After a withering opening statement by Chairman McClintock — in which he reminded Whitlock that in the traditional story of Saint George versus the dragon, Saint George won — Whitlock came under unrelenting questioning from all of the Republicans on the committee. Democrat Lowenthal defended the BLM, pointing out that Utah’s own Sen. Bennett said during a Senate hearing in 2008 that, “Congressman Matheson and I have made significant changes to the previous proposal. We have permanently protected large amounts of biologically significant public land in Washington County, including additional wilderness and a new national conservation area. We have removed the corridor designations for the Lake Powell Pipeline Corridor and the Northern Corridor that bisected the Red Cliffs Desert Reserve.” The emphasis was added by Lowenthal when he quoted Bennett during the meeting.

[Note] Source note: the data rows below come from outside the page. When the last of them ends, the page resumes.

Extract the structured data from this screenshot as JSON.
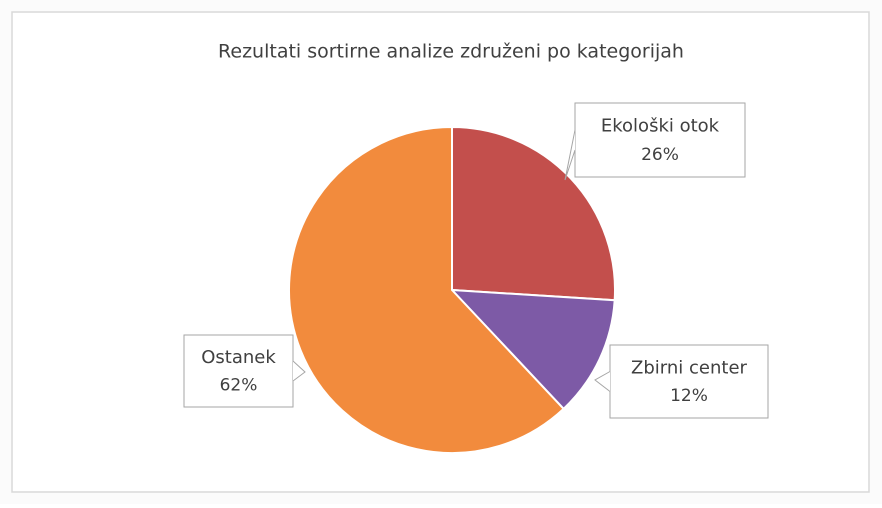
{
  "chart_data": {
    "type": "pie",
    "title": "Rezultati sortirne analize združeni po kategorijah",
    "categories": [
      "Ekološki otok",
      "Zbirni center",
      "Ostanek"
    ],
    "values": [
      26,
      12,
      62
    ],
    "value_labels": [
      "26%",
      "12%",
      "62%"
    ],
    "colors": [
      "#c34f4c",
      "#7d5aa6",
      "#f28b3d"
    ]
  }
}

The mood of the crowd as they left the meeting was somber since so little opportunity had been available to present the point of view of the opponents of the Northern Corridor highway. Commenting on the meeting, former Zion Park Superintendent Jock Whitworth said, “We got whipped today.”
Following the morning hearing, Rep. Stewart hosted a “Listening Session” in the afternoon with speakers chosen by invitation only. The topics ranged far beyond the Northern Corridor controversy, with the official list including the following hot button issues:
— BLM law enforcement.
— Federal agency actions against ranchers.
— Potential collusion between federal agencies and environmental groups.
— Introduction of the Mexican wolf.
— Monument designations.
Corridor opponent Lisa Rutherford told the Independent that the afternoon session did not even attempt to be equitable and that the testimony was “anti-BLM, anti-forest-service and just anti-feds generally.”
“Kane County state representative Mike Noel did his best to rile up the crowd,” Rutherford said, “and then at the end of the event grabbed the microphone to explain he’s not really calling for bloodshed.”